去年行ったこのカラスの鳴き声を使った対策では、特に「ここはカラスの対策をしているから、ごみの出し方も気をつけよう」という地域住民の意識改革につながったことが大きかったそうです。
この対策で使われた「クロウコントローラー」について、開発した株式会社クロウラボに聞いてみましたが、残念ながら今は販売停止中。ただ、同様にカラスの音声コミュニケーションを利用した「だまくらカラス」は取り扱いがあるということ。「だまくらカラス」には赤外線センサーはついていないけれど、タイマーで設定した時間にカラスの鳴き声を鳴らすことができます。
このようにカラス対策としての「カラスの鳴き声」に着目したきっかけについて、これまで20年以上、カラスの鳴き声を研究しているという、株式会社クロウラボ 塚原 直樹さんのお話です。

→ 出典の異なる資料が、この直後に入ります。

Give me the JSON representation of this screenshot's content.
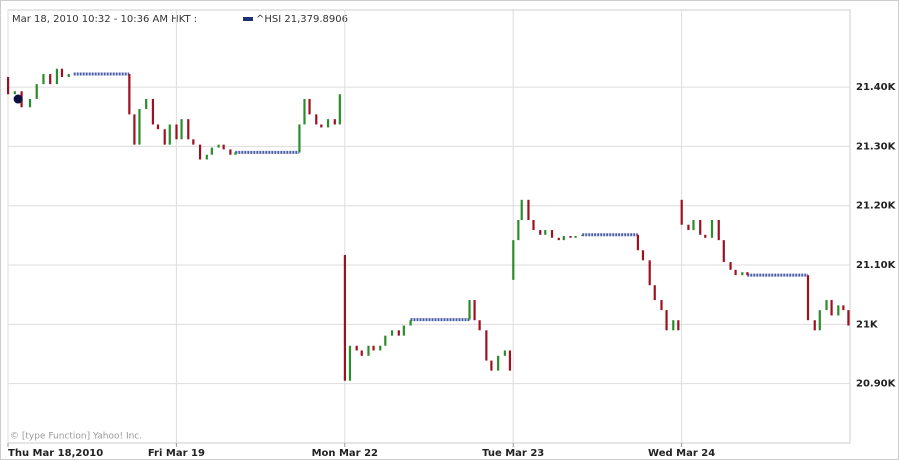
{
  "chart_data": {
    "type": "candlestick",
    "header": "Mar 18, 2010 10:32 - 10:36 AM HKT :",
    "legend_label": "^HSI 21,379.8906",
    "footer": "© [type Function] Yahoo! Inc.",
    "up_color": "#2a8c2a",
    "down_color": "#9e1020",
    "flat_color": "#4b5fa8",
    "legend_color": "#1f2f78",
    "grid": true,
    "xlim": [
      0,
      5
    ],
    "xticks": [
      {
        "value": 0,
        "label": "Thu Mar 18,2010"
      },
      {
        "value": 1,
        "label": "Fri Mar 19"
      },
      {
        "value": 2,
        "label": "Mon Mar 22"
      },
      {
        "value": 3,
        "label": "Tue Mar 23"
      },
      {
        "value": 4,
        "label": "Wed Mar 24"
      }
    ],
    "ylim": [
      20800,
      21530
    ],
    "yticks": [
      {
        "value": 20900,
        "label": "20.90K"
      },
      {
        "value": 21000,
        "label": "21K"
      },
      {
        "value": 21100,
        "label": "21.10K"
      },
      {
        "value": 21200,
        "label": "21.20K"
      },
      {
        "value": 21300,
        "label": "21.30K"
      },
      {
        "value": 21400,
        "label": "21.40K"
      }
    ],
    "x": [
      0.0,
      0.04,
      0.08,
      0.13,
      0.17,
      0.21,
      0.25,
      0.29,
      0.32,
      0.36,
      0.72,
      0.75,
      0.78,
      0.82,
      0.86,
      0.89,
      0.93,
      0.96,
      1.0,
      1.03,
      1.07,
      1.1,
      1.14,
      1.18,
      1.21,
      1.25,
      1.28,
      1.32,
      1.35,
      1.73,
      1.76,
      1.79,
      1.83,
      1.86,
      1.9,
      1.94,
      1.97,
      2.0,
      2.03,
      2.07,
      2.1,
      2.14,
      2.17,
      2.21,
      2.24,
      2.28,
      2.32,
      2.35,
      2.39,
      2.74,
      2.77,
      2.8,
      2.84,
      2.87,
      2.91,
      2.95,
      2.98,
      3.0,
      3.03,
      3.05,
      3.09,
      3.12,
      3.16,
      3.19,
      3.23,
      3.27,
      3.3,
      3.34,
      3.37,
      3.41,
      3.74,
      3.77,
      3.81,
      3.84,
      3.88,
      3.91,
      3.95,
      3.98,
      4.0,
      4.04,
      4.07,
      4.11,
      4.14,
      4.18,
      4.22,
      4.25,
      4.29,
      4.32,
      4.36,
      4.39,
      4.75,
      4.79,
      4.82,
      4.86,
      4.89,
      4.93,
      4.96,
      4.99
    ],
    "open": [
      21417,
      21388,
      21393,
      21366,
      21380,
      21405,
      21422,
      21405,
      21431,
      21417,
      21422,
      21354,
      21303,
      21363,
      21380,
      21337,
      21329,
      21303,
      21337,
      21312,
      21346,
      21312,
      21303,
      21278,
      21286,
      21298,
      21303,
      21295,
      21286,
      21290,
      21337,
      21380,
      21354,
      21337,
      21332,
      21346,
      21337,
      21117,
      20905,
      20964,
      20956,
      20947,
      20964,
      20956,
      20964,
      20981,
      20990,
      20981,
      20998,
      21008,
      21041,
      21007,
      20990,
      20939,
      20922,
      20947,
      20956,
      21075,
      21142,
      21176,
      21210,
      21176,
      21159,
      21151,
      21159,
      21146,
      21142,
      21149,
      21146,
      21149,
      21151,
      21125,
      21108,
      21066,
      21041,
      21024,
      20990,
      21007,
      21210,
      21168,
      21159,
      21176,
      21151,
      21146,
      21176,
      21142,
      21105,
      21092,
      21083,
      21088,
      21083,
      21007,
      20990,
      21024,
      21041,
      21015,
      21032,
      21024
    ],
    "close": [
      21388,
      21393,
      21366,
      21380,
      21405,
      21422,
      21405,
      21431,
      21417,
      21422,
      21354,
      21303,
      21363,
      21380,
      21337,
      21329,
      21303,
      21337,
      21312,
      21346,
      21312,
      21303,
      21278,
      21286,
      21298,
      21303,
      21295,
      21286,
      21290,
      21337,
      21380,
      21354,
      21337,
      21332,
      21346,
      21337,
      21388,
      20905,
      20964,
      20956,
      20947,
      20964,
      20956,
      20964,
      20981,
      20990,
      20981,
      20998,
      21007,
      21041,
      21007,
      20990,
      20939,
      20922,
      20947,
      20956,
      20922,
      21142,
      21176,
      21210,
      21176,
      21159,
      21151,
      21159,
      21146,
      21142,
      21149,
      21146,
      21149,
      21151,
      21125,
      21108,
      21066,
      21041,
      21024,
      20990,
      21007,
      20990,
      21168,
      21159,
      21176,
      21151,
      21146,
      21176,
      21142,
      21105,
      21092,
      21083,
      21088,
      21083,
      21007,
      20990,
      21024,
      21041,
      21015,
      21032,
      21024,
      20998
    ],
    "flat_segments": {
      "start": [
        0.39,
        1.35,
        2.39,
        3.41,
        4.39
      ],
      "end": [
        0.72,
        1.73,
        2.74,
        3.74,
        4.75
      ],
      "values": [
        21422,
        21290,
        21008,
        21151,
        21083
      ]
    },
    "marker": {
      "x": 0.06,
      "value": 21379.8906
    }
  }
}
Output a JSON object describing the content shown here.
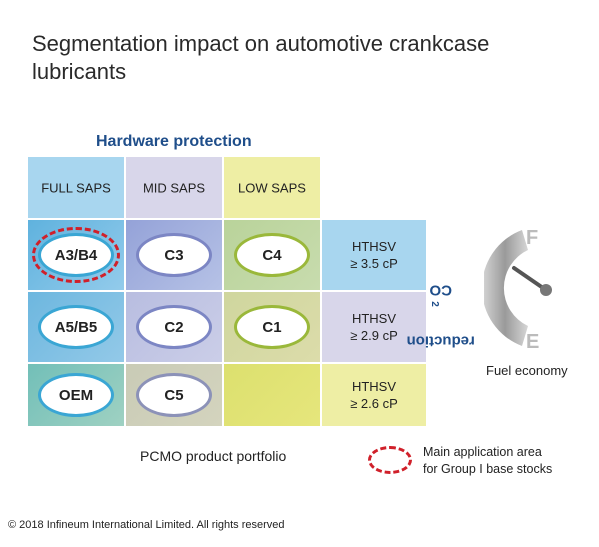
{
  "title": "Segmentation impact on automotive crankcase lubricants",
  "hardware_label": "Hardware protection",
  "columns": [
    "FULL SAPS",
    "MID SAPS",
    "LOW SAPS"
  ],
  "rows": [
    {
      "cells": [
        "A3/B4",
        "C3",
        "C4"
      ],
      "hthsv": [
        "HTHSV",
        "≥ 3.5 cP"
      ]
    },
    {
      "cells": [
        "A5/B5",
        "C2",
        "C1"
      ],
      "hthsv": [
        "HTHSV",
        "≥ 2.9 cP"
      ]
    },
    {
      "cells": [
        "OEM",
        "C5",
        ""
      ],
      "hthsv": [
        "HTHSV",
        "≥ 2.6 cP"
      ]
    }
  ],
  "co2_label": {
    "prefix": "CO",
    "sub": "2",
    "suffix": " reduction"
  },
  "gauge": {
    "full": "F",
    "empty": "E",
    "label": "Fuel economy"
  },
  "portfolio_label": "PCMO product portfolio",
  "legend": {
    "line1": "Main application area",
    "line2": "for Group I base stocks"
  },
  "copyright": "© 2018 Infineum International Limited. All rights reserved",
  "colors": {
    "full_header": "#a8d6ef",
    "mid_header": "#d8d6ea",
    "low_header": "#eeeea4",
    "blue_text": "#1f4e8a",
    "highlight_dash": "#d0202a",
    "oval_blue": "#3aa6d4",
    "oval_purple": "#7c86c4",
    "oval_green": "#9ab83a"
  }
}
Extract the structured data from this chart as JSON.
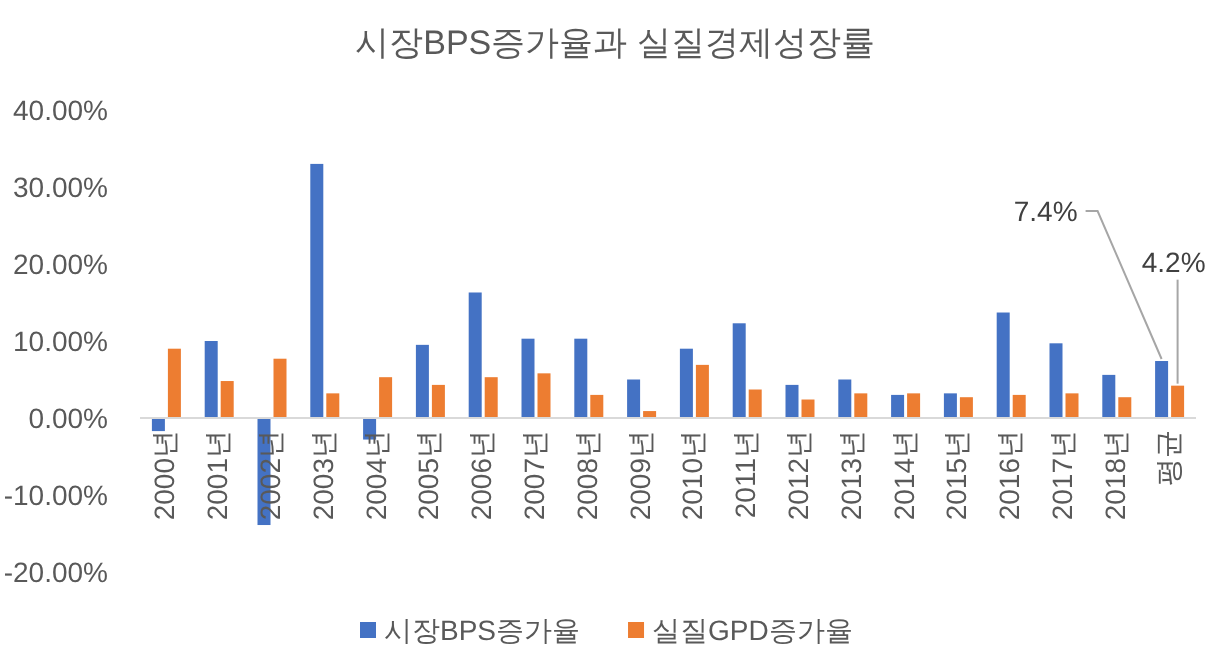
{
  "chart_data": {
    "type": "bar",
    "title": "시장BPS증가율과 실질경제성장률",
    "categories": [
      "2000년",
      "2001년",
      "2002년",
      "2003년",
      "2004년",
      "2005년",
      "2006년",
      "2007년",
      "2008년",
      "2009년",
      "2010년",
      "2011년",
      "2012년",
      "2013년",
      "2014년",
      "2015년",
      "2016년",
      "2017년",
      "2018년",
      "평균"
    ],
    "series": [
      {
        "name": "시장BPS증가율",
        "color": "#4472c4",
        "values": [
          -1.7,
          10.0,
          -13.9,
          33.0,
          -2.8,
          9.5,
          16.3,
          10.3,
          10.3,
          5.0,
          9.0,
          12.3,
          4.3,
          5.0,
          3.0,
          3.2,
          13.7,
          9.7,
          5.6,
          7.4
        ],
        "value_labels": [
          null,
          null,
          null,
          null,
          null,
          null,
          null,
          null,
          null,
          null,
          null,
          null,
          null,
          null,
          null,
          null,
          null,
          null,
          null,
          "7.4%"
        ]
      },
      {
        "name": "실질GPD증가율",
        "color": "#ed7d31",
        "values": [
          9.0,
          4.8,
          7.7,
          3.2,
          5.3,
          4.3,
          5.3,
          5.8,
          3.0,
          0.9,
          6.9,
          3.7,
          2.4,
          3.2,
          3.2,
          2.7,
          3.0,
          3.2,
          2.7,
          4.2
        ],
        "value_labels": [
          null,
          null,
          null,
          null,
          null,
          null,
          null,
          null,
          null,
          null,
          null,
          null,
          null,
          null,
          null,
          null,
          null,
          null,
          null,
          "4.2%"
        ]
      }
    ],
    "ylim": [
      -20,
      40
    ],
    "yticks": [
      {
        "value": -20,
        "label": "-20.00%"
      },
      {
        "value": -10,
        "label": "-10.00%"
      },
      {
        "value": 0,
        "label": "0.00%"
      },
      {
        "value": 10,
        "label": "10.00%"
      },
      {
        "value": 20,
        "label": "20.00%"
      },
      {
        "value": 30,
        "label": "30.00%"
      },
      {
        "value": 40,
        "label": "40.00%"
      }
    ],
    "grid": false,
    "legend": "bottom"
  }
}
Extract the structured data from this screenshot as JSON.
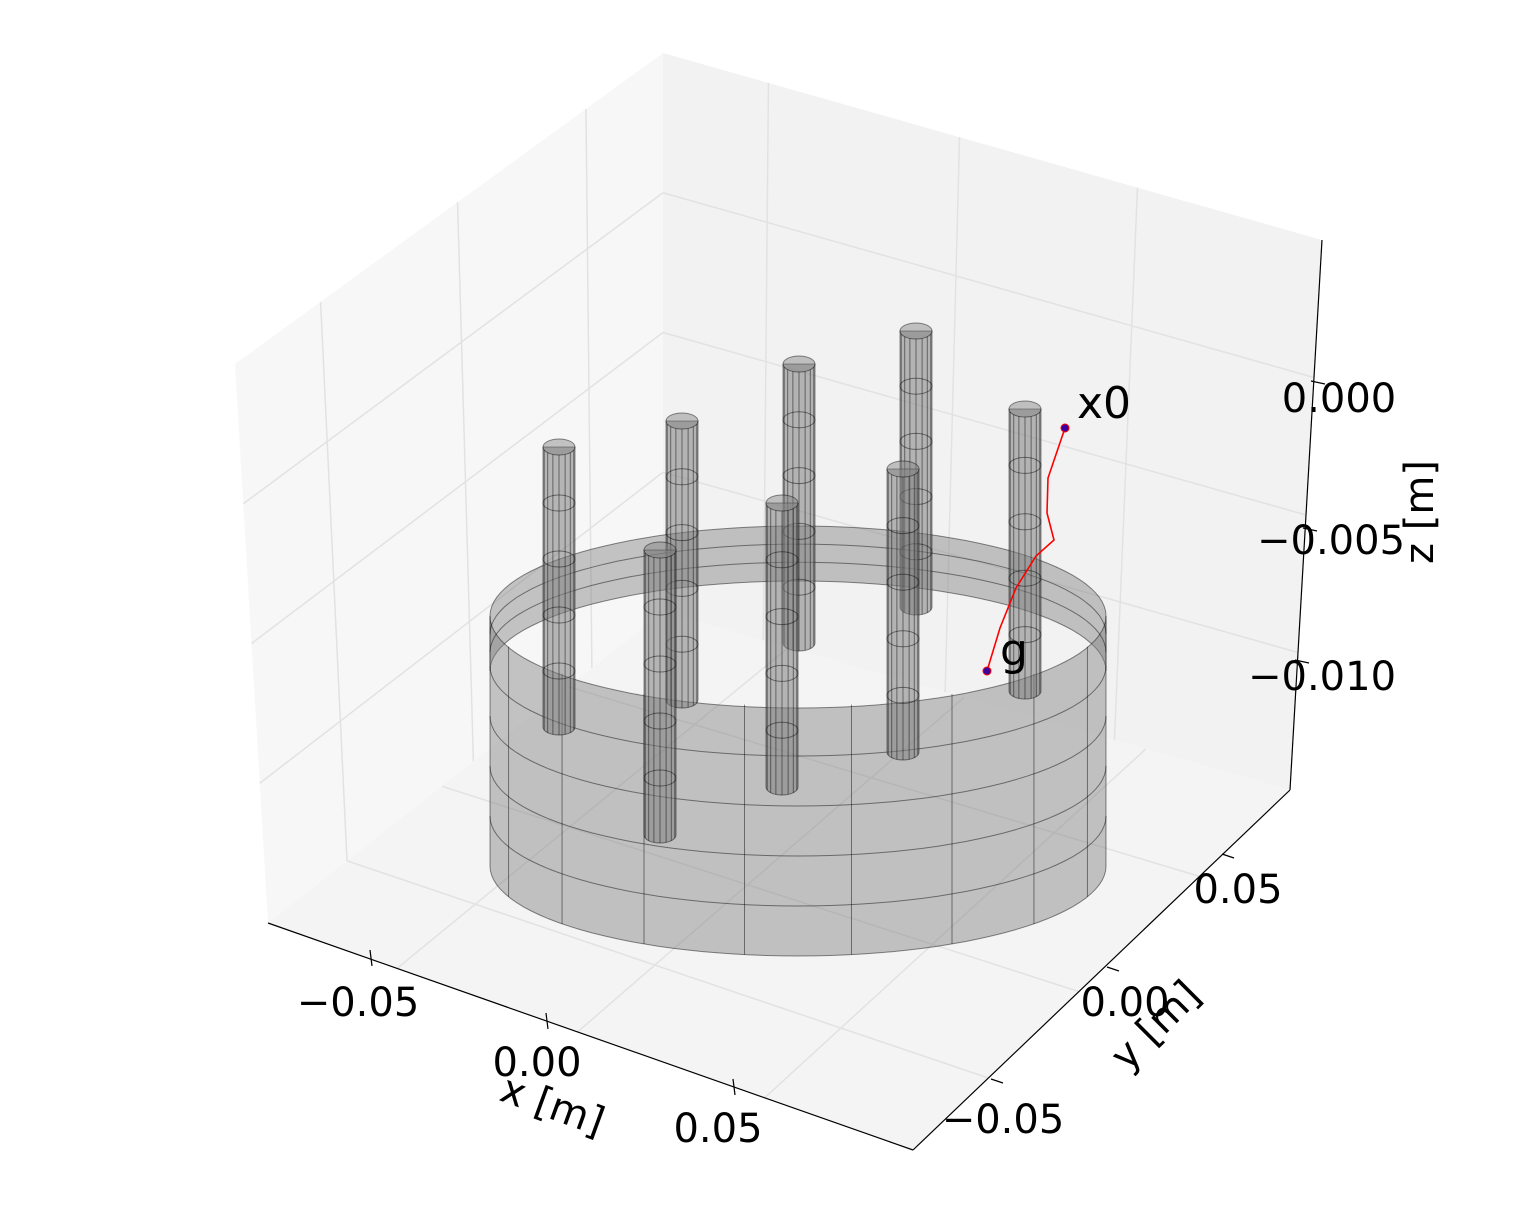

株式会社クロウラボ 塚原 直樹さん私がずっとカラスの鳴き声の研究をしている中で、カラスにお困りの方からご相談いただく機会が結構ありまして、特に印象的だったのが、果樹農家さん、果物を作っている農家さんが、いざ果物ができて、収穫しようとした時の前日に、カラスがいっぱいワーっと来て、果物をほとんど食べられてしまった、それによって廃業したというようなお話を聞いたことがあったんですね。当時私は、それこそごみ集積所とかそういった身近なところでの話しか知らなかったので、私がやっている研究が何かそういった方の役に立てないかというようなことを思って、自分の持っているいろんな鳴き声をスピーカーから流してみてカラスの反応を見るみたいなことを研究し始めたというようなところがあります。
塚原さんは、全国各地や海外で多くのカラスの鳴き声を録音して研究してきました。カラスが慣れるのを防ぐために複数の音声を定期的に変えて使っています。カラスが警戒している時の鳴き声の1つを聞いてみると、短い「あ」が繰り返されていました。「あ」の間隔がだんだん短くなることも特徴だそうです。
だまくらカラスは、月額のサブスクという形になっていて、大体1台5万円ほどで利用できます。農家などのほか、市街地のふん害対策などで全国40ほどの自治体で利用されているということでした。
カラスの対策、知恵をしぼって、これからも試行錯誤が続きそうです。